The incident in Puente Antiguo rendered shows like Ancient Aliens obsolete. 'They' were real, they had been here and now the world knew it. Even so, the show was still running and watching was a Friday night ritual. Ulysses got hilariously into it, mumbling and gesturing, looking like a real life version of the Giorgio Tsoukalos "aliens" meme. It was adorable, a side of him seldom seen except by you.
You looked at Ulysses and back to your lapdesk, allowing yourself a laugh.
"Oi, what's the joke?" He asked, wearing a grin of his own.
"Nothing, nothing." You insisted and make a couple notes on your papers.

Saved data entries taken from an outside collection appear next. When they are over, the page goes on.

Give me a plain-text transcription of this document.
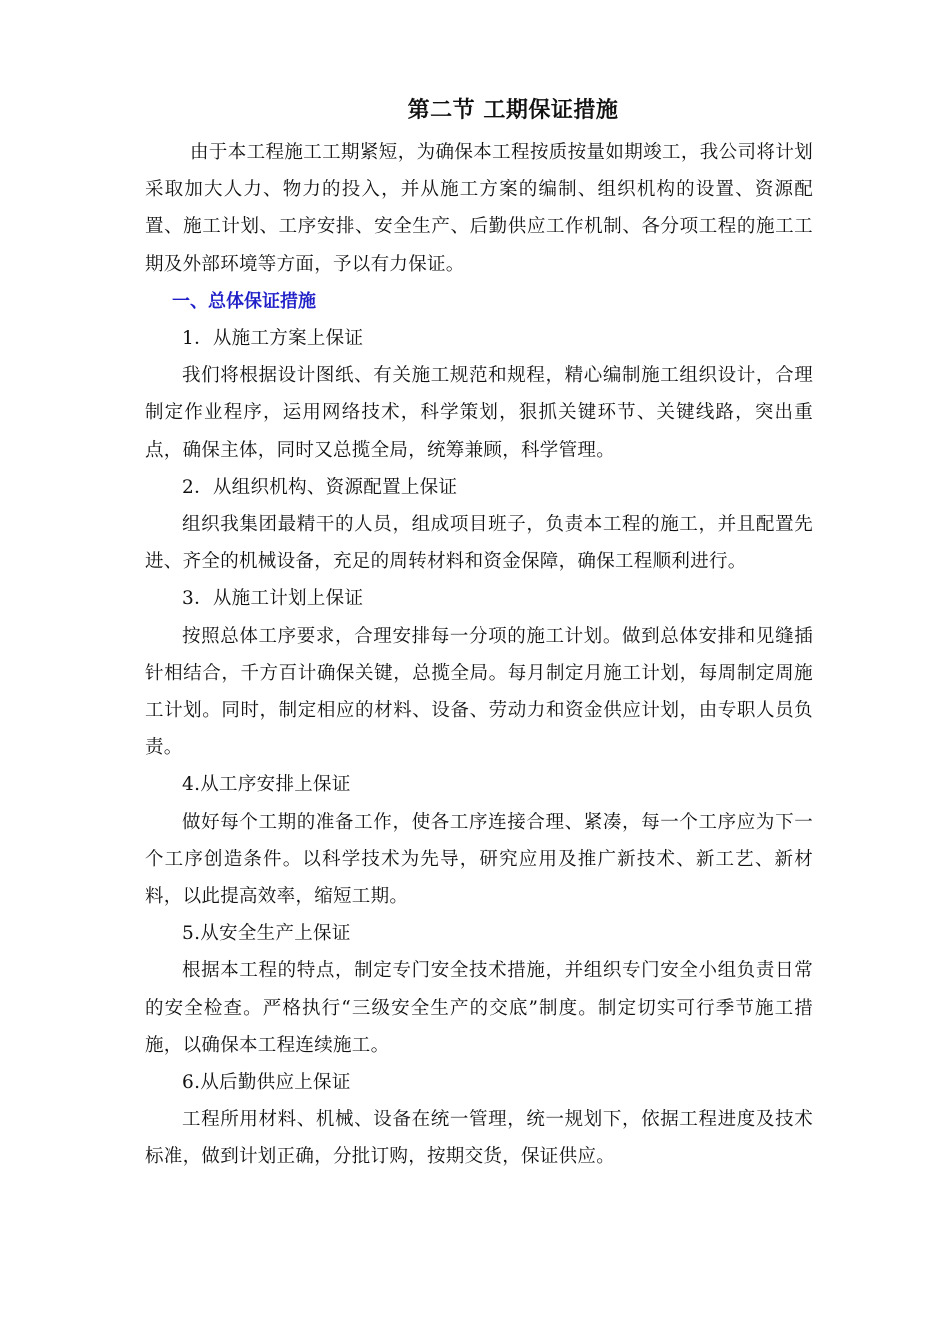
第二节 工期保证措施

由于本工程施工工期紧短，为确保本工程按质按量如期竣工，我公司将计划采取加大人力、物力的投入，并从施工方案的编制、组织机构的设置、资源配置、施工计划、工序安排、安全生产、后勤供应工作机制、各分项工程的施工工期及外部环境等方面，予以有力保证。

一、总体保证措施

1．从施工方案上保证

我们将根据设计图纸、有关施工规范和规程，精心编制施工组织设计，合理制定作业程序，运用网络技术，科学策划，狠抓关键环节、关键线路，突出重点，确保主体，同时又总揽全局，统筹兼顾，科学管理。

2．从组织机构、资源配置上保证

组织我集团最精干的人员，组成项目班子，负责本工程的施工，并且配置先进、齐全的机械设备，充足的周转材料和资金保障，确保工程顺利进行。

3．从施工计划上保证

按照总体工序要求，合理安排每一分项的施工计划。做到总体安排和见缝插针相结合，千方百计确保关键，总揽全局。每月制定月施工计划，每周制定周施工计划。同时，制定相应的材料、设备、劳动力和资金供应计划，由专职人员负责。

4.从工序安排上保证

做好每个工期的准备工作，使各工序连接合理、紧凑，每一个工序应为下一个工序创造条件。以科学技术为先导，研究应用及推广新技术、新工艺、新材料，以此提高效率，缩短工期。

5.从安全生产上保证

根据本工程的特点，制定专门安全技术措施，并组织专门安全小组负责日常的安全检查。严格执行“三级安全生产的交底”制度。制定切实可行季节施工措施，以确保本工程连续施工。

6.从后勤供应上保证

工程所用材料、机械、设备在统一管理，统一规划下，依据工程进度及技术标准，做到计划正确，分批订购，按期交货，保证供应。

"Why you working anyway, bokkie? It's been a long day. Relax." Ulysses chided and wrapped an arm around your shoulder. He pulled you flush to him, his scent and warmth were indeed distracting. That jerk.
You put down your pen, pushed your lapdesk aside and rested your head on Ulysses' arm. Just for a minute, then back to it. "You're right. Just double-checking the numbers on that deal for the Jericho missiles."
"You were double-checking them. No more work tonight." He grabbed your neglected whiskey from the coffee table and handed it over, with a look that meant to say there would be no arguing.
"You're a terrible influence, ya know." You muttered and took a sip of the liquor before setting it back on it's coaster.
"Aye." Ulysses nodded and took your face in his hands. "And i want your undivided attention."
His lips were on yours and you met the kids with eagerness. Ulysses' mouth tasted of the strawberry candy he had been sucking on: tart and sweet at once. You found the lozenge and took it for your own.
"You've stolen my candy!" Ulysses complained.
"Yep! Mine now."
"Oh no you don't." Ulysses pinned you against the sofa's plush cushions and amidst a medley of squeals, giggles and sighs he reclaimed his damn candy.